One last semi-procedural/modular material trick I’d like to share involves my flower material; more specifically, how I can get multiple flower textures & types using only one material & texture:
By packing the flower bulb textures into a flipbook texture, I can get a random float (clamped from 0-1 and frac’d to return a flat integer) and return one of 4 (or more if you pack more into your texture) different flower types using only one material. Also notable in this material is an exception to my typical no-normal-maps rule, just because I liked how the flowers got a bit more “shape” to them using a light normal map.
Lighting and effects
So the overall lighting theory for Woodbound follows what I’ve jokingly been calling the, “Scooby-Doo Rule,” where if it’s moving around frame-frame, it gets the simpler, cel-shaded treatment, and if it’s not, then it gets a more detailed, typical UE4 lighting treatment. So for things like tree-trunks, boulders, houses etc, the lighting will typically look a bit more complex/varied than the grass blades or tree branches blowing in the wind, similarly to how characters and moving objects in Scooby-Doo would have noticeably less fine details drawn in than the static background paintings that were used.

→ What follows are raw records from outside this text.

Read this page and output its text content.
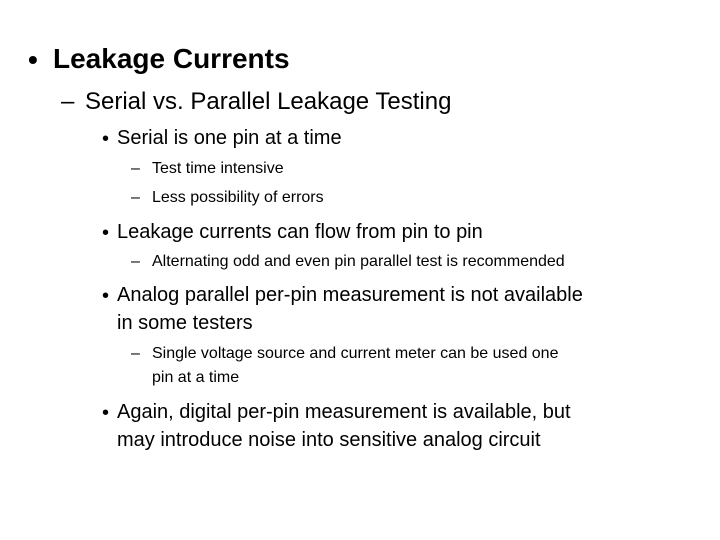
• Leakage Currents
– Serial vs. Parallel Leakage Testing
• Serial is one pin at a time
– Test time intensive
– Less possibility of errors
• Leakage currents can flow from pin to pin
– Alternating odd and even pin parallel test is recommended
• Analog parallel per-pin measurement is not available
in some testers
– Single voltage source and current meter can be used one
pin at a time
• Again, digital per-pin measurement is available, but
may introduce noise into sensitive analog circuit
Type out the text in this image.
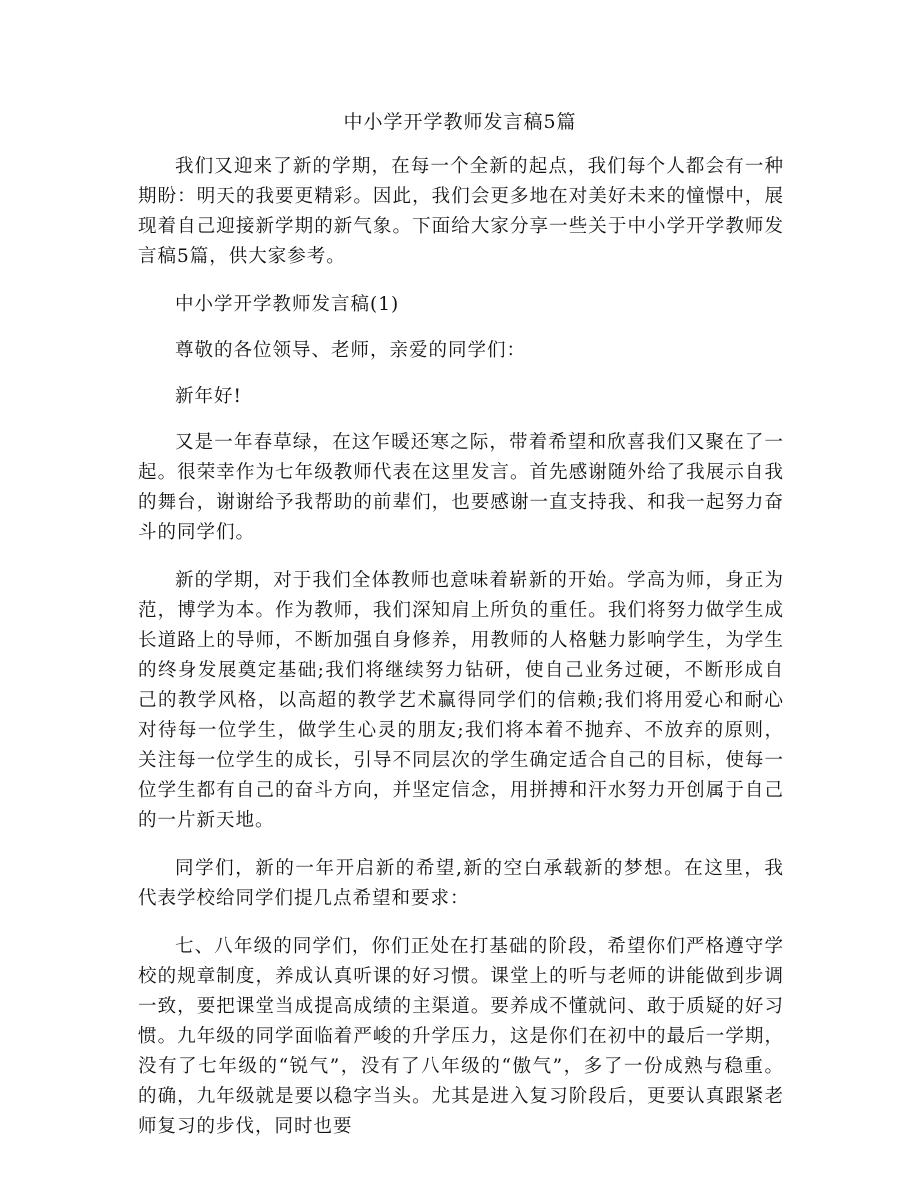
中小学开学教师发言稿5篇

我们又迎来了新的学期，在每一个全新的起点，我们每个人都会有一种期盼：明天的我要更精彩。因此，我们会更多地在对美好未来的憧憬中，展现着自己迎接新学期的新气象。下面给大家分享一些关于中小学开学教师发言稿5篇，供大家参考。

中小学开学教师发言稿(1)

尊敬的各位领导、老师，亲爱的同学们：

新年好!

又是一年春草绿，在这乍暖还寒之际，带着希望和欣喜我们又聚在了一起。很荣幸作为七年级教师代表在这里发言。首先感谢随外给了我展示自我的舞台，谢谢给予我帮助的前辈们，也要感谢一直支持我、和我一起努力奋斗的同学们。

新的学期，对于我们全体教师也意味着崭新的开始。学高为师，身正为范，博学为本。作为教师，我们深知肩上所负的重任。我们将努力做学生成长道路上的导师，不断加强自身修养，用教师的人格魅力影响学生，为学生的终身发展奠定基础;我们将继续努力钻研，使自己业务过硬，不断形成自己的教学风格，以高超的教学艺术赢得同学们的信赖;我们将用爱心和耐心对待每一位学生，做学生心灵的朋友;我们将本着不抛弃、不放弃的原则，关注每一位学生的成长，引导不同层次的学生确定适合自己的目标，使每一位学生都有自己的奋斗方向，并坚定信念，用拼搏和汗水努力开创属于自己的一片新天地。

同学们，新的一年开启新的希望,新的空白承载新的梦想。在这里，我代表学校给同学们提几点希望和要求：

七、八年级的同学们，你们正处在打基础的阶段，希望你们严格遵守学校的规章制度，养成认真听课的好习惯。课堂上的听与老师的讲能做到步调一致，要把课堂当成提高成绩的主渠道。要养成不懂就问、敢于质疑的好习惯。九年级的同学面临着严峻的升学压力，这是你们在初中的最后一学期，没有了七年级的“锐气”，没有了八年级的“傲气”，多了一份成熟与稳重。的确，九年级就是要以稳字当头。尤其是进入复习阶段后，更要认真跟紧老师复习的步伐，同时也要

This was more or less my golden rule for light complexity, but out of sheer excitement for the addition of native volumetric lighting in UE4 4.16, I spent some time trying to make this rule work alongside dramatic light shafts from the sun in the world. This resulted in a seemingly weird mix of realistic effects in an almost cartoon world, but rather than clashing, I feel that these things compliment each other, given the scenes much more depth and intrigue. A particular challenge with the contrast in the cel-shading and the soft edges of the volumetric lighting was balancing out values between the two (which is becoming more and more handled by transition volumes in places where the light shafts are better viewable, like in forests) as too much volumetric intensity left things looking blown out and gross. Finding a good balance left me accidentally using partial over-exposure to my advantage, as the exposure threshold on any given pixel actually gave some of the static objects a more unique, complex lighting from a distance, as seen on the distant cliffs in this picture:
The next step for me was to include dynamic depth of field, to really drive the dramatic, cinematic look I’m after, and these things along with ambient particles like dandelion seeds or grass blades blowing in the wind really help to give the world a lot of tangible atmosphere:
As I kind of touched on above it’s really just about giving the dynamic objects like grass, tree branches etc a lot of motion, either with vertex wind, distance-field grass bending from intrusive objects, or simulated wind noise using diffuse masking. Making the world dynamic and alive is a huge focus, both for art and gameplay, and so adding more things to contribute to the worlds’ personality, such as wild animals, birds, rushing rivers, and even cartoony wind-lines in the air, are on my immediate to-do list.
I’m at a kind of tricky spot as a sole developer at the moment; I work a full time job that’s completely outside of game development, and I have a wife & two kids who need and deserve my attention. Combining that with me having naively signed on for more contract work than I was ready for, I’ve had little time in the last couple months to really crack at Woodbound. That being said, I’ve still made use of the time that I can scrounge up, and will continue working on Woodbound until it’s finished. I’m wrapping up a final contract job in the next week or two, which should allow me to focus much more time on more gameplay pieces, so that I might be able to present a vertical slice of visuals & gameplay to some investors, in the hopes that I can make my dream of working on Woodbound full time a reality.